Правое крыло прямоугольного широкого мостика украшает револьверная пушка системы Гочкиса. Рядом с ней уложены брезенты, на них - аккуратно прикрытые от сырости кранцы первых выстрелов, два десятка 37-ми миллиметровых патронов с медными гильзами; в случае чего огонь можно открыть секунд через тридцать. Только - в кого это они собираются стрелять? А пёс его знает… порядок такой, раз уж на судне пробита боевая тревога.

Погоня продолжается уже полтора часа. Цель упрямо идёт прежним курсом - каждый оборот винтов приближает её к болотистому, испещрённому мелкими заливчиками, пестрящему островками, мелями и каменистыми косами, финскому берегу. Он опасно близко; но ни мы, ни другие участники туманной гонки и в мыслях не имеют сбавлять ход. Оттого на мостике царит напрящённая тишина, изредка прерываемая короткими репликами да писком плоттера. Никонов с регулярностью метронома - раз в пять минут, - вызывает миноноску №141 и «Лейтенанта Ильина». Крейсер не поспевает - с того момента, как шхуна повернула к весту, ему оставаётся лишь следовать параллельным курсом, на случай, если контрабандистам придёт в голову снова повернуть в открытое море. Дистанция между канонеркой, шхуной и миноноской сокращается - увы, слишком медленно. Криницкий не раз уже рапортовал, что в корпусе миноноски от вибрации на волне открылась течь; сильно качает, и есть опасность что может сорвать с фундамента машину. Пока помпа справляется, но…. Никонов слегка скривился, велел не разводить паники - и добавить оборотов. Я не отрываюсь от монитора - до цели всего ничего, спасибо туману, что они нас не слышат. Да если бы тумана не было - мы уже видели бы добычу!
А туман и правда становится реже, прав Посьет! Гладь залива просматривается уже метров на четыреста. Хотя, какая там гладь - с юго-запада катят короткие, злые валы, и канонерка с шумом врезается в них под острым углом. От каждого удара корпус судна дрожит до каждой заклёпки... о, чёрт, это ещё что?
Экран радара мигнул, на мгновение картинка исчезла, потом возникла снова.
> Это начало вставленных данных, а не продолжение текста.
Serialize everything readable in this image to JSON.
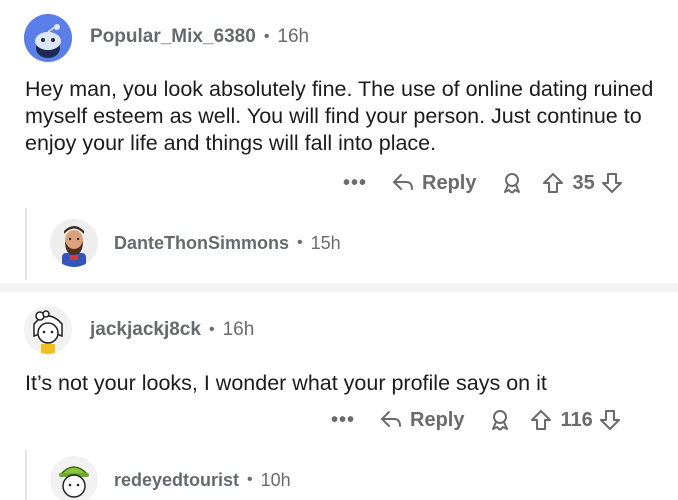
{
  "comments": [
    {
      "username": "Popular_Mix_6380",
      "time": "16h",
      "separator": "•",
      "body": "Hey man, you look absolutely fine. The use of online dating ruined myself esteem as well. You will find your person. Just continue to enjoy your life and things will fall into place.",
      "more_label": "•••",
      "reply_label": "Reply",
      "score": "35",
      "avatar_icon": "reddit-snoo-avatar",
      "reply": {
        "username": "DanteThonSimmons",
        "time": "15h",
        "separator": "•",
        "avatar_icon": "bearded-man-avatar"
      }
    },
    {
      "username": "jackjackj8ck",
      "time": "16h",
      "separator": "•",
      "body": "It’s not your looks, I wonder what your profile says on it",
      "more_label": "•••",
      "reply_label": "Reply",
      "score": "116",
      "avatar_icon": "bow-girl-avatar",
      "reply": {
        "username": "redeyedtourist",
        "time": "10h",
        "separator": "•",
        "avatar_icon": "green-cap-avatar"
      }
    }
  ],
  "colors": {
    "accent_snoo": "#5b7fe8",
    "meta_gray": "#6b6b6b",
    "separator_bg": "#f4f4f6"
  }
}
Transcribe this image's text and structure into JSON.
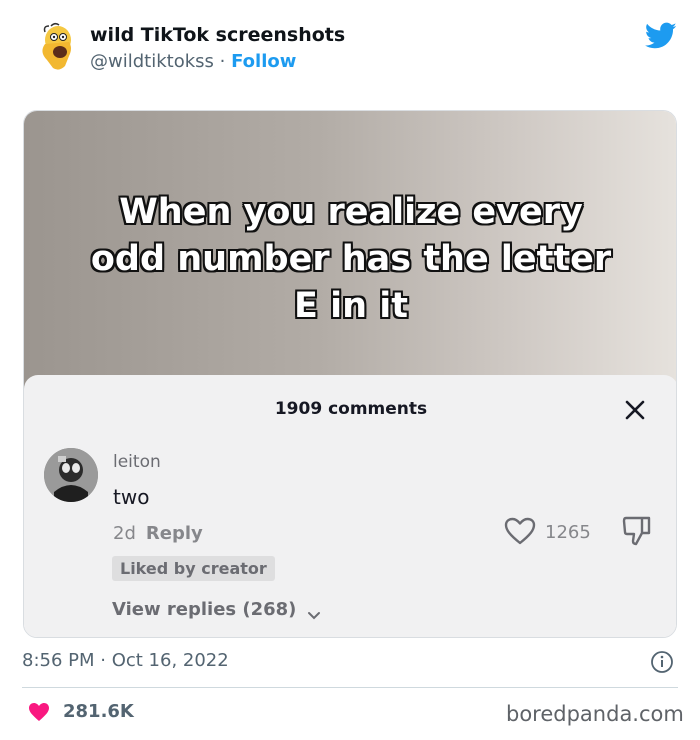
{
  "tweet": {
    "author_name": "wild TikTok screenshots",
    "author_handle": "@wildtiktokss",
    "separator": "·",
    "follow_label": "Follow",
    "timestamp": "8:56 PM · Oct 16, 2022",
    "likes": "281.6K"
  },
  "video": {
    "caption_line1": "When you realize every",
    "caption_line2": "odd number has the letter",
    "caption_line3": "E in it"
  },
  "comments": {
    "count_label": "1909 comments",
    "username": "leiton",
    "text": "two",
    "age": "2d",
    "reply_label": "Reply",
    "badge": "Liked by creator",
    "view_replies": "View replies (268)",
    "like_count": "1265"
  },
  "watermark": "boredpanda.com",
  "colors": {
    "accent": "#1d9bf0",
    "heart": "#f91880",
    "text_secondary": "#536471"
  },
  "icons": [
    "twitter-bird-icon",
    "close-icon",
    "heart-outline-icon",
    "dislike-icon",
    "chevron-down-icon",
    "info-icon",
    "heart-icon"
  ]
}
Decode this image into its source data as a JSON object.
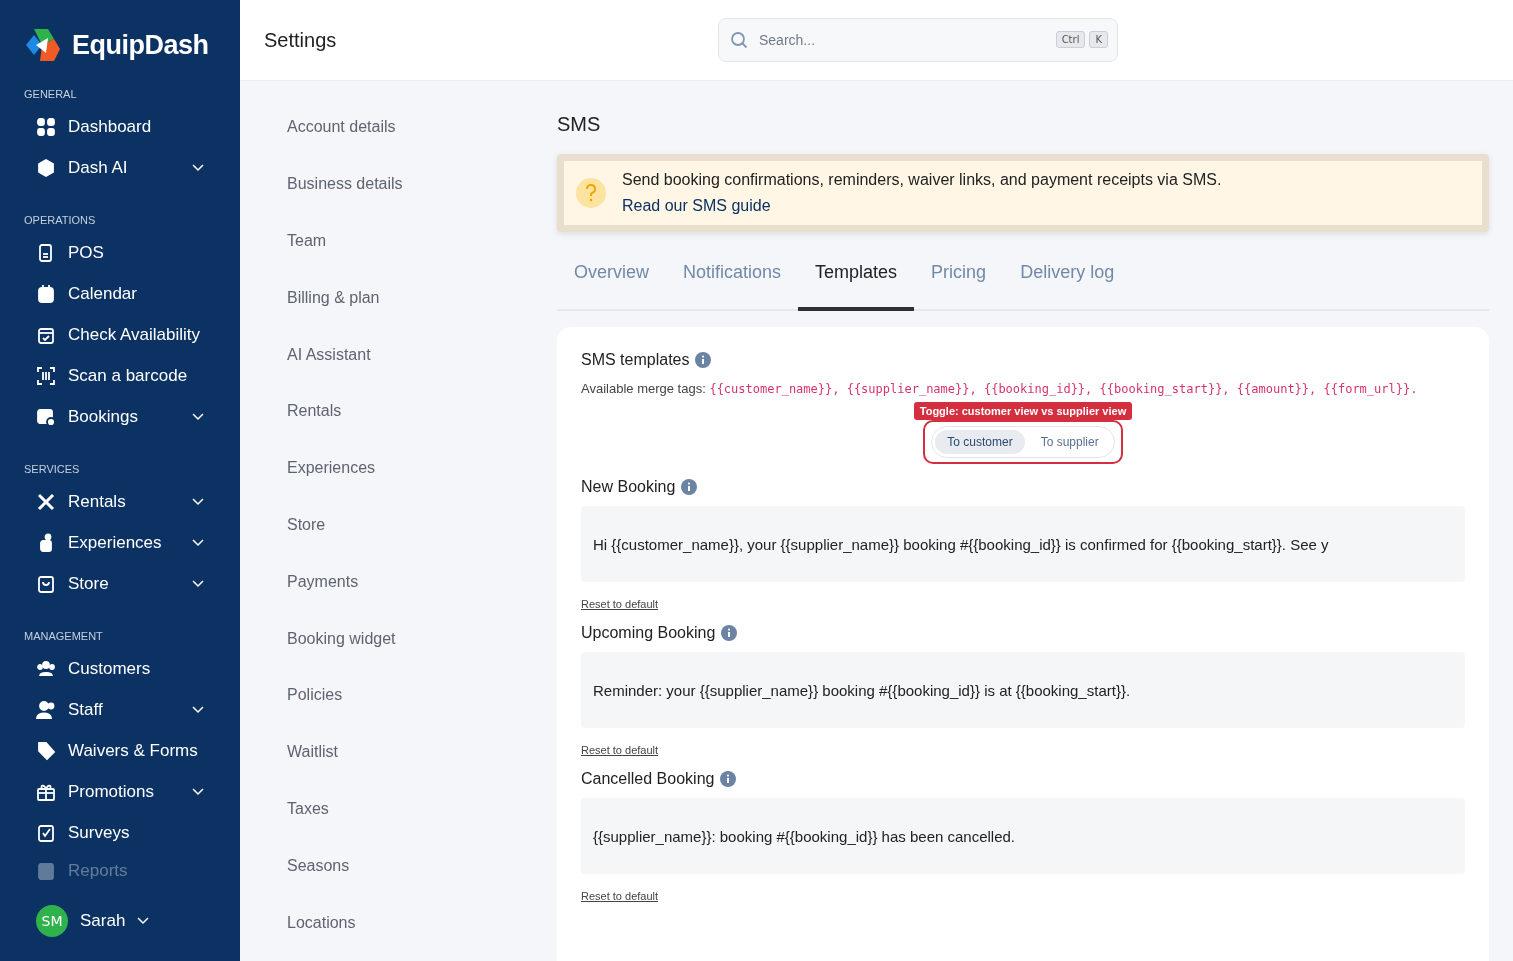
{
  "sidebar": {
    "brand": "EquipDash",
    "sections": [
      {
        "title": "GENERAL",
        "items": [
          {
            "label": "Dashboard",
            "expandable": false,
            "faded": false
          },
          {
            "label": "Dash AI",
            "expandable": true,
            "faded": false
          }
        ]
      },
      {
        "title": "OPERATIONS",
        "items": [
          {
            "label": "POS",
            "expandable": false,
            "faded": false
          },
          {
            "label": "Calendar",
            "expandable": false,
            "faded": false
          },
          {
            "label": "Check Availability",
            "expandable": false,
            "faded": false
          },
          {
            "label": "Scan a barcode",
            "expandable": false,
            "faded": false
          },
          {
            "label": "Bookings",
            "expandable": true,
            "faded": false
          }
        ]
      },
      {
        "title": "SERVICES",
        "items": [
          {
            "label": "Rentals",
            "expandable": true,
            "faded": false
          },
          {
            "label": "Experiences",
            "expandable": true,
            "faded": false
          },
          {
            "label": "Store",
            "expandable": true,
            "faded": false
          }
        ]
      },
      {
        "title": "MANAGEMENT",
        "items": [
          {
            "label": "Customers",
            "expandable": false,
            "faded": false
          },
          {
            "label": "Staff",
            "expandable": true,
            "faded": false
          },
          {
            "label": "Waivers & Forms",
            "expandable": false,
            "faded": false
          },
          {
            "label": "Promotions",
            "expandable": true,
            "faded": false
          },
          {
            "label": "Surveys",
            "expandable": false,
            "faded": false
          },
          {
            "label": "Reports",
            "expandable": false,
            "faded": true
          }
        ]
      }
    ],
    "user": {
      "initials": "SM",
      "name": "Sarah"
    }
  },
  "header": {
    "title": "Settings",
    "search": {
      "placeholder": "Search...",
      "keys": [
        "Ctrl",
        "K"
      ]
    }
  },
  "settings_nav": [
    "Account details",
    "Business details",
    "Team",
    "Billing & plan",
    "AI Assistant",
    "Rentals",
    "Experiences",
    "Store",
    "Payments",
    "Booking widget",
    "Policies",
    "Waitlist",
    "Taxes",
    "Seasons",
    "Locations"
  ],
  "page": {
    "title": "SMS",
    "notice": {
      "text": "Send booking confirmations, reminders, waiver links, and payment receipts via SMS.",
      "link": "Read our SMS guide"
    },
    "tabs": [
      {
        "label": "Overview",
        "selected": false
      },
      {
        "label": "Notifications",
        "selected": false
      },
      {
        "label": "Templates",
        "selected": true
      },
      {
        "label": "Pricing",
        "selected": false
      },
      {
        "label": "Delivery log",
        "selected": false
      }
    ],
    "templates": {
      "title": "SMS templates",
      "merge_label": "Available merge tags:",
      "merge_tags": "{{customer_name}}, {{supplier_name}}, {{booking_id}}, {{booking_start}}, {{amount}}, {{form_url}}.",
      "tooltip": "Toggle: customer view vs supplier view",
      "toggle": [
        {
          "label": "To customer",
          "selected": true
        },
        {
          "label": "To supplier",
          "selected": false
        }
      ],
      "items": [
        {
          "title": "New Booking",
          "message": "Hi {{customer_name}}, your {{supplier_name}} booking #{{booking_id}} is confirmed for {{booking_start}}. See y",
          "reset": "Reset to default"
        },
        {
          "title": "Upcoming Booking",
          "message": "Reminder: your {{supplier_name}} booking #{{booking_id}} is at {{booking_start}}.",
          "reset": "Reset to default"
        },
        {
          "title": "Cancelled Booking",
          "message": "{{supplier_name}}: booking #{{booking_id}} has been cancelled.",
          "reset": "Reset to default"
        }
      ]
    }
  }
}
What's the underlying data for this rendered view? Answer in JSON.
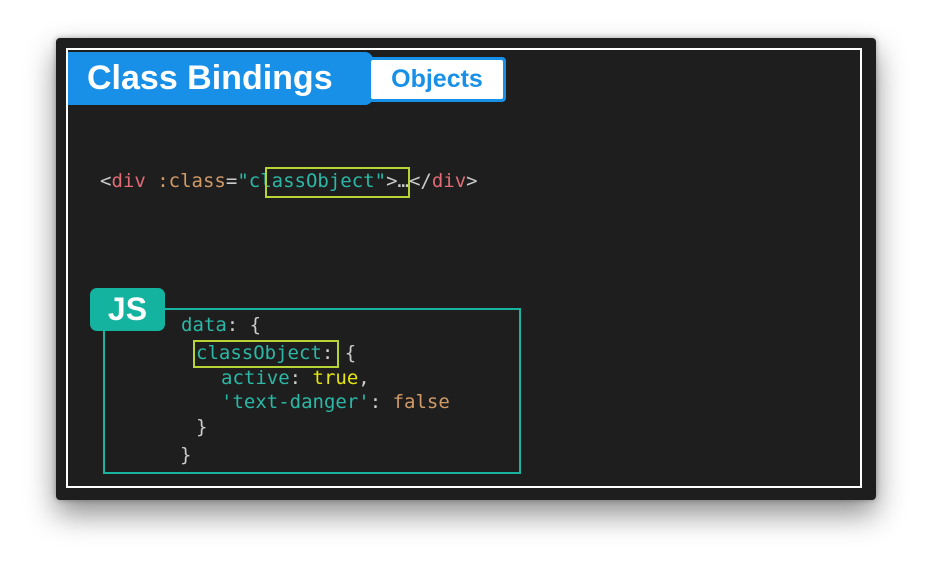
{
  "header": {
    "title": "Class Bindings",
    "subtitle": "Objects"
  },
  "template_line": {
    "open_lt": "<",
    "tag_open": "div",
    "space": " ",
    "attr": ":class",
    "eq": "=",
    "quote_open": "\"",
    "binding": "classObject",
    "quote_close": "\"",
    "mid": ">…</",
    "tag_close": "div",
    "close_gt": ">"
  },
  "js_badge": "JS",
  "js_code": {
    "line1_key": "data",
    "line1_punct": ": {",
    "line2_key": "classObject",
    "line2_punct": ": {",
    "line3_key": "active",
    "line3_punct": ": ",
    "line3_value": "true",
    "line3_comma": ",",
    "line4_key": "'text-danger'",
    "line4_punct": ": ",
    "line4_value": "false",
    "line5": "}",
    "line6": "}"
  },
  "colors": {
    "accent": "#1890e8",
    "js_accent": "#14b3a0",
    "highlight": "#b6d436",
    "background": "#1e1e1e"
  }
}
Очередной толчок от удара о встречную волну - экран снова мигнул. И ещё. И снова. И…
- Господин капитан второго… Сергей Лексеич! - в отчаянии ору я. - С антенной что-то, с проводом! Разъём, наверное, от тряски отошёл! Надо…
Волна - не чета прежним, - с размаху бьёт «Дождь» в левую скулу. Канонерская лодка чуть ли не ложится на борт, и я с ужасом вижу, как прикрученный на живую нитку кабель, отлетает от постамента локатора и начинает, в такт размахам качки, мотаться вокруг мачты. Экран сначала гаснет, потом на нём высвечивается: «Источник сигнала не найден».
Что за хрень?! У «Фуруны» разъемы такие, что на этом кабеле вешаться можно; а не вставить его до конца я просто не мог - без полной фиксации радар не заработал бы. Здоровый такой разъём, с четырьмя винтами и защелкой - выдрать его не выйдет, даже если о сам кабель споткнуться… неужто перетёрся?? Ну, тогда кирдык, быстро кабель не поменять, да и не помню, есть ли у меня второй нужной длины… вот ведь засада! Ну да, точно: и антенна рации тоже порвана, они у меня в один жгут были скручены - вот, наверное, размахами мачты и перетёрло… да что ж это за день такой?!
- «Ильин»! «Ильин»! «Ильин»! Я «Дождь», слышите меня?!
Ничего. Только треск, завывание помех. Ну и что мне теперь, утопиться?
Выскакиваю из «курятника» - и не верю своим глазам! Пелену тумана будто отдёрнули мановением гигантской руки - впереди по курсу в сероватой дымке тонет финский берег, а на правой раковине, милях в полутора, отчаянно дымит трубой изящное судёнышко - шхуна из всех сил улепётывает, внезапно обнаружив за кормой сразу двух преследователей. Да, точно - почти на нашем траверзе по волнам стелется жиденький дымок - миноноска.
- Расчёты, к орудиям! Артиллерийская тревога!
Тревожно забила рында, по настилу мостика заухали матросские башмаки. Наводчик, не дожидаясь, когда заряжающий втиснет в короб магазина патроны, уже крутит штурвальчик горизонтальной наводки.
- Семёнов, шляпа! Дистанцию до цели!
- Да что со мной сегодня такое? В «курятнике», в крепко привинченном к палубе железном, обитом изнутри войлоком и выложенном пластиком ящике, среди прочего нашего хрупкого хозяйства имеется отличный японский лазерный дальномер. Мы уже попрактиковались с ним при съёмках берегов на Транзунском рейде - и Никонов и артиллерист «Дождя» привыкли доверять этому прибору.
- Есть, господин капитан второго ранга… до цели две тысячи… простите, сейчас…. одиннадцать кабельтовых, семь саженей… с половиной!
А вот попробуйте с ходу, без калькулятора, перевести в морские меры длины 2050 метров*! А иначе никак - таблицы артиллерийской стрельбы составлены именно в кабельтовых, милях и саженях. Я горд собой - настрополился за месяц «гидрографической» практики.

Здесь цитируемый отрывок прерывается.